這些流言他猜也猜得出來是鳳姨娘出的手,想攪得大娘跟三娘離心。
本來嘛,大娘一心奔著太子妃之位,他覺得流言起不了什麼作用,如今大娘見了雍王的樣子不對,他就有點擔心了,要不還是把三娘跟雍王之間的關系透給大娘吧,讓她知道不管落水的事怎樣,雍王本來要娶就是三娘。
至于他對雍瀾的感覺還是帶著復雜,說要挑最近的吉時過來,動作還真是迅速,真的就和忠懿侯府挑在同一天下聘,他也不浪費自己皇子的身分,一起帶著聖旨過來,給足了三娘面子,這事辦得算是差強人意。

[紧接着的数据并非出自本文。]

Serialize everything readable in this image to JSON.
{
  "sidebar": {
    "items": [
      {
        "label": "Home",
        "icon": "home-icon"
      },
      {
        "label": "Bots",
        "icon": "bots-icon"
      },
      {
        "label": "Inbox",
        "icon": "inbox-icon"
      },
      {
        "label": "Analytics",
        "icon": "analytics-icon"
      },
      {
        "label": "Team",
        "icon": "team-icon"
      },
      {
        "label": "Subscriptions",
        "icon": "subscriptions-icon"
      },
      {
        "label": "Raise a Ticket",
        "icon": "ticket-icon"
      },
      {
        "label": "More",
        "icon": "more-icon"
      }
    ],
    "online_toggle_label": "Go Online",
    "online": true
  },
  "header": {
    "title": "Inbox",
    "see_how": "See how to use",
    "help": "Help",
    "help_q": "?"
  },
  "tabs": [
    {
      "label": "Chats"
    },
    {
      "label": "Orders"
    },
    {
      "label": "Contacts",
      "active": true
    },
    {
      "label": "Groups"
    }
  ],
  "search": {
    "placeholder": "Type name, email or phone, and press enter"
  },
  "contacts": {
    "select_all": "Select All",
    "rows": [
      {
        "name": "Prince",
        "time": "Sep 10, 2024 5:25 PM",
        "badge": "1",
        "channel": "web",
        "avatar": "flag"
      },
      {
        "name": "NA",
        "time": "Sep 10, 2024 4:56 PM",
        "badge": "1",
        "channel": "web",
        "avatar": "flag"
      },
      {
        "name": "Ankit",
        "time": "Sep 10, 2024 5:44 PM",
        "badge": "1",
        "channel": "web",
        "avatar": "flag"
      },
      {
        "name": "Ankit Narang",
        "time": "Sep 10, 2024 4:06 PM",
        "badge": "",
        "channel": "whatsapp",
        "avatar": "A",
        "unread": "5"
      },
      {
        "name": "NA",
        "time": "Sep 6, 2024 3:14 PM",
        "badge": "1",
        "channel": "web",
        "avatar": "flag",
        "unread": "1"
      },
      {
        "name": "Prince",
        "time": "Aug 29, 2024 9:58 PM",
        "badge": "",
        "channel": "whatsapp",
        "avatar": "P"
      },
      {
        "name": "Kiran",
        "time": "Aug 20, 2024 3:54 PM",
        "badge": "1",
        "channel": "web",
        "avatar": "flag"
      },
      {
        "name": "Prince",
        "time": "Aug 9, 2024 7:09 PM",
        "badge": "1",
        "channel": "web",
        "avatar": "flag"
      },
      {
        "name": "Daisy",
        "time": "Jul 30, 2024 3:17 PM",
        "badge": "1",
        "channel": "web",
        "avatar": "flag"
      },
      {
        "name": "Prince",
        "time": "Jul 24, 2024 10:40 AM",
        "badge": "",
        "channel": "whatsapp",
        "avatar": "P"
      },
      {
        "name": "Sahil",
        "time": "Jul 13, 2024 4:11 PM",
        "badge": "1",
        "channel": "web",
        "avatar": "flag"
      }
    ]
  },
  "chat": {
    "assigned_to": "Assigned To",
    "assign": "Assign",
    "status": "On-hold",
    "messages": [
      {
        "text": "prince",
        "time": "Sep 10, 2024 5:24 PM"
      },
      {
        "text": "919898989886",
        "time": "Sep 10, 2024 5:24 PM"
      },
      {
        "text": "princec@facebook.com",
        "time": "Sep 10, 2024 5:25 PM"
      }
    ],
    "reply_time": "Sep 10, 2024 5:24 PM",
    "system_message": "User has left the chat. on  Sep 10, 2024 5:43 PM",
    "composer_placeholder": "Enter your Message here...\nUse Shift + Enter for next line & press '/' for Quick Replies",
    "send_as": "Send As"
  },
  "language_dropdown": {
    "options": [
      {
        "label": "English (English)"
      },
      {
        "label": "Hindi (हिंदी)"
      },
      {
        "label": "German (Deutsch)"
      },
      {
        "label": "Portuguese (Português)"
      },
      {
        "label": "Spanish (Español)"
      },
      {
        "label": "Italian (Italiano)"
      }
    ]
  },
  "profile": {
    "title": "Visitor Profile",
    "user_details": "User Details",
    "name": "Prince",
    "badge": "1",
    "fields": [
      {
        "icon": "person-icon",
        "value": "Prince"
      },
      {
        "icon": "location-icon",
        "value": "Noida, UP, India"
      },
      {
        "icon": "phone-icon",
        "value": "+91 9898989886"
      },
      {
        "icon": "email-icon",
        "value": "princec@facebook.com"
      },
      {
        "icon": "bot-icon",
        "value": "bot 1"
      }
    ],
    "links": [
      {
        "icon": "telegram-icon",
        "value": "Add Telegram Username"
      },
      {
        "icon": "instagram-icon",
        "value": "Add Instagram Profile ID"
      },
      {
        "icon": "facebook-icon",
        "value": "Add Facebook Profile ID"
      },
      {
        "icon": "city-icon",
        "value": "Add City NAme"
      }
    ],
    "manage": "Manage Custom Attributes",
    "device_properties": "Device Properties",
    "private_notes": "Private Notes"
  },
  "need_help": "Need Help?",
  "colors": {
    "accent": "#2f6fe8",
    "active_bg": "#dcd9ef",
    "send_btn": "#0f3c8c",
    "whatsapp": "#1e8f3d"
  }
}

這樣的人,雖然壞了三娘的清白,但看著處處替她設想,往後應該會待她好吧?
他在這邊想著,雍瀾已經讓跟前的長隨吩咐下去,將備妥的各式聘禮搬進來,其中還有兩只活生生的大雁,代表著忠貞不渝。
比起忠懿侯府抱著一對大白鵝充數要鄭重多了。
看著擺滿大廳的聘禮,搬聘禮的王府侍衛長長的人龍還在大門外,這些聘禮怎麼看都不是急就章拿出來的,每樣都是有年頭的東西,尋常人家只要有一樣都能當成傳家寶物,這些是怎麼準備出來的?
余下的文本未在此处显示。